2. Aux termes de l'article L. 2212-2 du code général des collectivités territoriales : " La police municipale a pour objet d'assurer le bon ordre, la sûreté, la sécurité et la salubrité publiques. Elle comprend notamment : / (...) 3° Le maintien du bon ordre dans les endroits où il se fait de grands rassemblements d'hommes, tels que les foires, marchés, réjouissances et cérémonies publiques, spectacles, jeux, cafés, églises et autres lieux publics ; / (...). ". L'article L. 2224-18 de ce code prévoit que : " (...) / Le régime des droits de place et de stationnement sur les halles et les marchés est défini conformément aux dispositions d'un cahier des charges ou d'un règlement établi par l'autorité municipale après consultation des organisations professionnelles intéressées. ".

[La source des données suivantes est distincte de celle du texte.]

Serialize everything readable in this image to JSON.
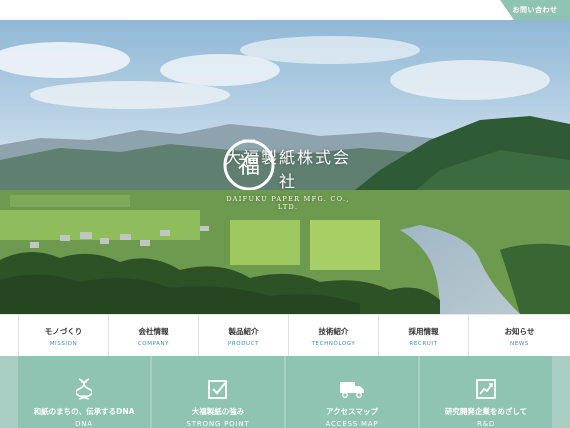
{
  "header": {
    "contact_label": "お問い合わせ"
  },
  "hero": {
    "company_name_jp": "大福製紙株式会社",
    "company_name_en": "DAIFUKU PAPER MFG. CO., LTD.",
    "logo_kanji": "福"
  },
  "nav": [
    {
      "jp": "モノづくり",
      "en": "MISSION"
    },
    {
      "jp": "会社情報",
      "en": "COMPANY"
    },
    {
      "jp": "製品紹介",
      "en": "PRODUCT"
    },
    {
      "jp": "技術紹介",
      "en": "TECHNOLOGY"
    },
    {
      "jp": "採用情報",
      "en": "RECRUIT"
    },
    {
      "jp": "お知らせ",
      "en": "NEWS"
    }
  ],
  "features": [
    {
      "jp": "和紙のまちの、伝承するDNA",
      "en": "DNA",
      "icon": "dna-icon"
    },
    {
      "jp": "大福製紙の強み",
      "en": "STRONG POINT",
      "icon": "checkbox-icon"
    },
    {
      "jp": "アクセスマップ",
      "en": "ACCESS MAP",
      "icon": "truck-icon"
    },
    {
      "jp": "研究開発企業をめざして",
      "en": "R&D",
      "icon": "chart-icon"
    }
  ],
  "colors": {
    "accent": "#8fc3b2",
    "nav_en": "#3b8fb0"
  }
}
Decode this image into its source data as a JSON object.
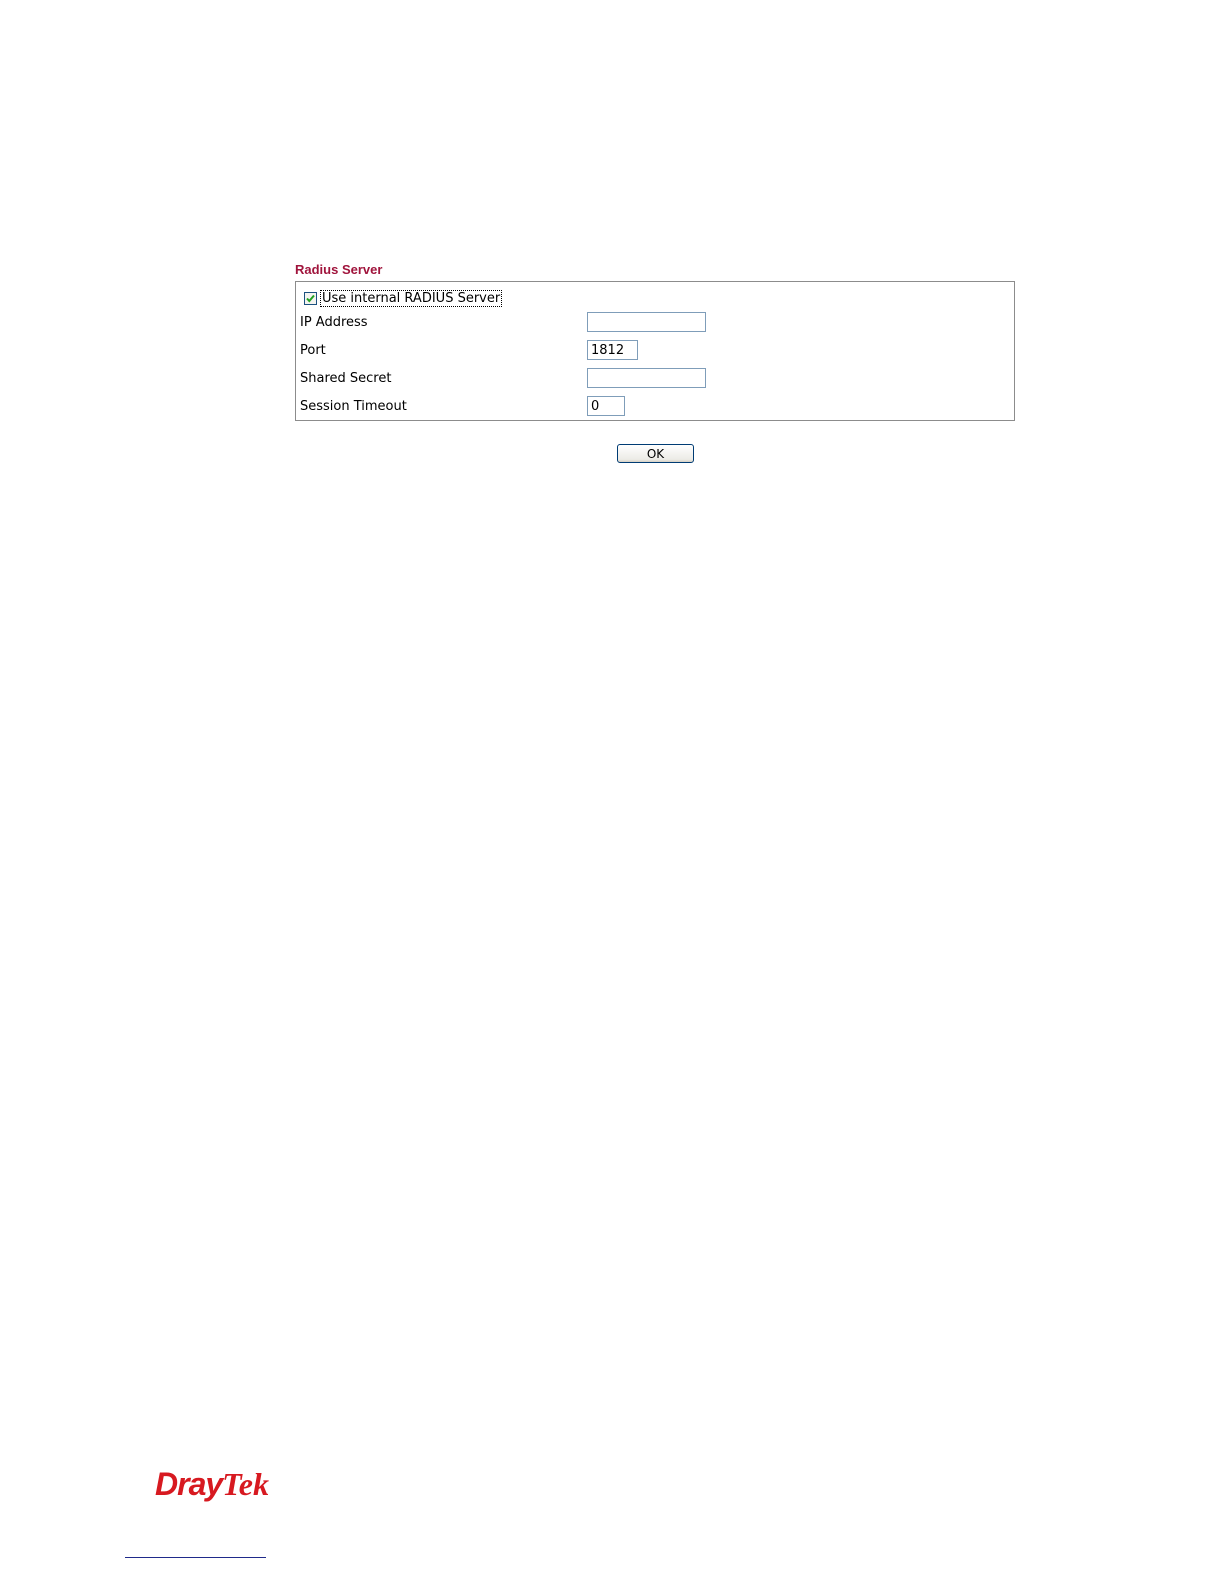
{
  "section": {
    "title": "Radius Server"
  },
  "form": {
    "use_internal": {
      "label": "Use internal RADIUS Server",
      "checked": true
    },
    "fields": [
      {
        "label": "IP Address",
        "value": ""
      },
      {
        "label": "Port",
        "value": "1812"
      },
      {
        "label": "Shared Secret",
        "value": ""
      },
      {
        "label": "Session Timeout",
        "value": "0"
      }
    ]
  },
  "ok_button": {
    "label": "OK"
  },
  "branding": {
    "logo_text_part1": "Dray",
    "logo_text_part2": "Tek",
    "logo_color": "#d71920",
    "title_color": "#a0143c"
  }
}
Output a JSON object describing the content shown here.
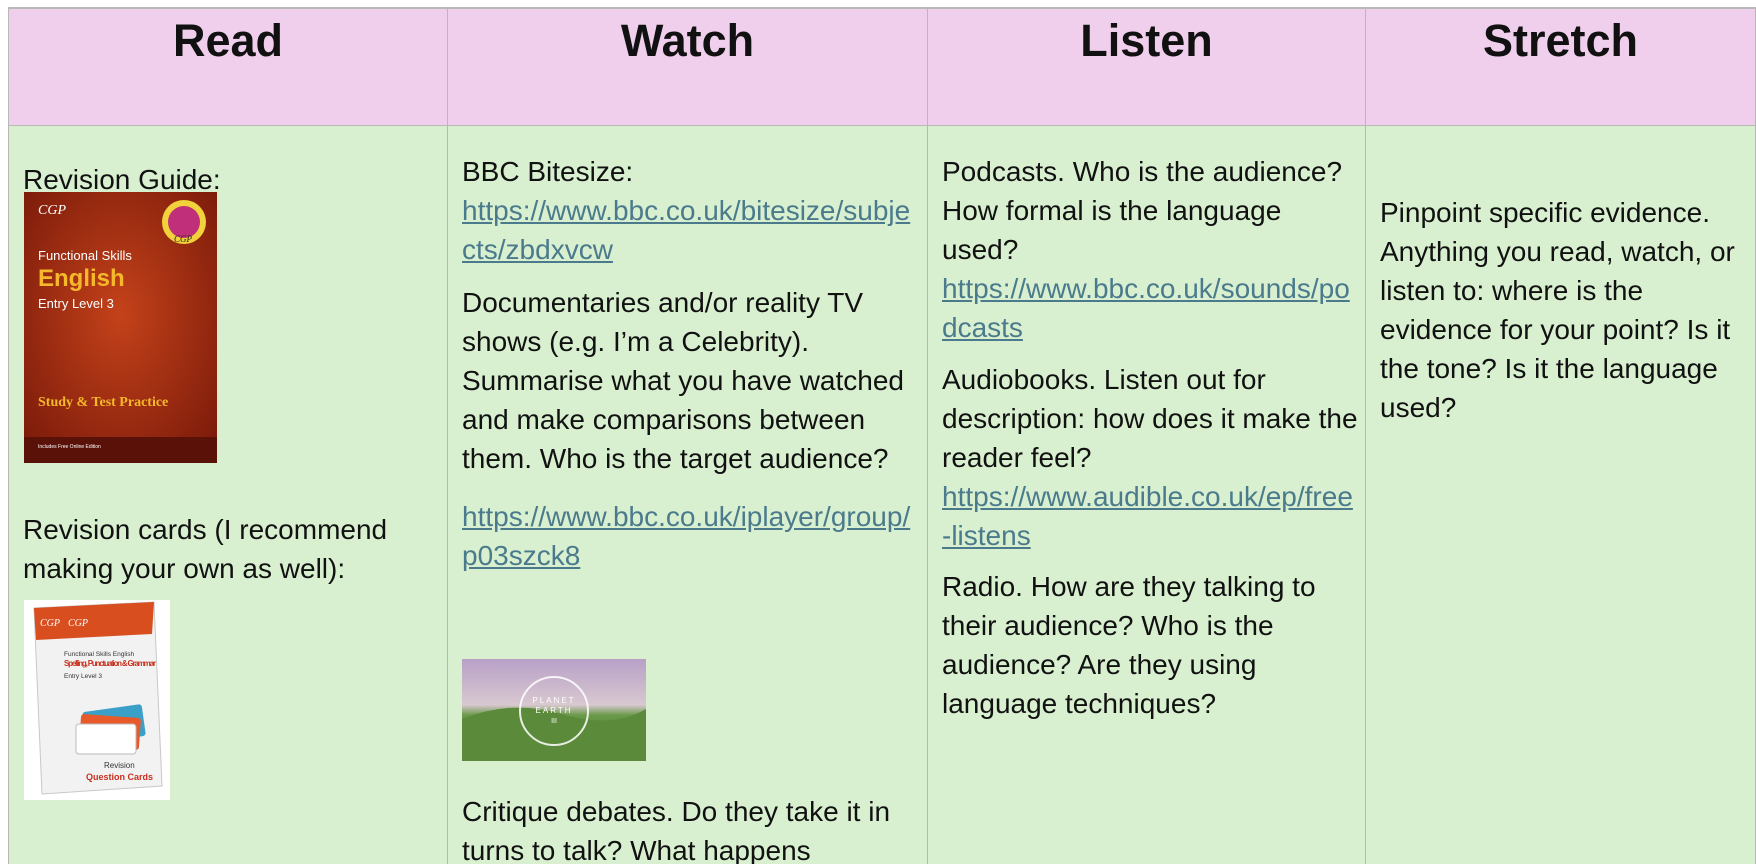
{
  "headers": {
    "read": "Read",
    "watch": "Watch",
    "listen": "Listen",
    "stretch": "Stretch"
  },
  "read": {
    "guide_label": "Revision Guide:",
    "cards_label": "Revision cards (I recommend making your own as well):",
    "book": {
      "brand": "CGP",
      "line1": "Functional Skills",
      "subject": "English",
      "level": "Entry Level 3",
      "practice": "Study & Test Practice",
      "small": "Includes Free Online Edition"
    },
    "cards": {
      "brand": "CGP",
      "line1": "Functional Skills English",
      "title": "Spelling, Punctuation & Grammar",
      "level": "Entry Level 3",
      "rev": "Revision",
      "qc": "Question Cards"
    }
  },
  "watch": {
    "bitesize_label": "BBC Bitesize:",
    "bitesize_url": "https://www.bbc.co.uk/bitesize/subjects/zbdxvcw",
    "documentaries_text": "Documentaries and/or reality TV shows (e.g. I’m a Celebrity). Summarise what you have watched and make comparisons between them. Who is the target audience?",
    "iplayer_url": "https://www.bbc.co.uk/iplayer/group/p03szck8",
    "planet_earth": {
      "line1": "PLANET",
      "line2": "EARTH",
      "line3": "III"
    },
    "debates_text": "Critique debates. Do they take it in turns to talk? What happens"
  },
  "listen": {
    "podcasts_text": "Podcasts. Who is the audience? How formal is the language used?",
    "podcasts_url": "https://www.bbc.co.uk/sounds/podcasts",
    "audiobooks_text": "Audiobooks. Listen out for description: how does it make the reader feel?",
    "audible_url": "https://www.audible.co.uk/ep/free-listens",
    "radio_text": "Radio. How are they talking to their audience? Who is the audience? Are they using language techniques?"
  },
  "stretch": {
    "text": "Pinpoint specific evidence. Anything you read, watch, or listen to: where is the evidence for your point? Is it the tone? Is it the language used?"
  },
  "colors": {
    "header_bg": "#f0cfec",
    "cell_bg": "#d8f0d0",
    "link": "#4a7a8c"
  }
}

3. En application de ces dispositions, la maire de Rennes a, par arrêté du 10 décembre 2014, fixé la règlementation applicable aux marchés de plein air et halles de la ville. L'article 3-4 de ce règlement précise que " Les commerçants titulaires et passagers devront respecter scrupuleusement l'emplacement attribué et les prescriptions des agents placiers. / Il est interdit de déposer des marchandises ou emballages en dehors des limites de l'emplacement attribué et en dehors du marché. / La Ville de Rennes ne prévoit pas de couloir de circulation entre les étals. Si toutefois les commerçants souhaitent disposer d'un espace de circulation, ces couloirs doivent s'inscrire dans les métrés qui leur ont été attribués. En aucun cas la diminution du métré d'exploitation par le commerçant donnera lieu à une réduction de la redevance. / (...) ". L'article 12 de ce règlement énonce que " les propos ou comportements (cris, chants, gestes, ivresse, micros et haut-parleurs etc.) de nature à troubler l'ordre public sont interdits ". L'article 15 de cette règlementation ajoute que : " L'autorité municipale est représentée sur les marchés par les agents placiers ou par les policiers municipaux de la Ville de Rennes, qui ont le pouvoir d'appliquer le présent arrêté. Ils fixent notamment l'emplacement attribué, le montant de la redevance due en application des tarifs en vigueur. Ils notifient aussi les courriers aux commerçants. / Le non-respect des prescriptions est passible de sanctions pénales et administratives. ".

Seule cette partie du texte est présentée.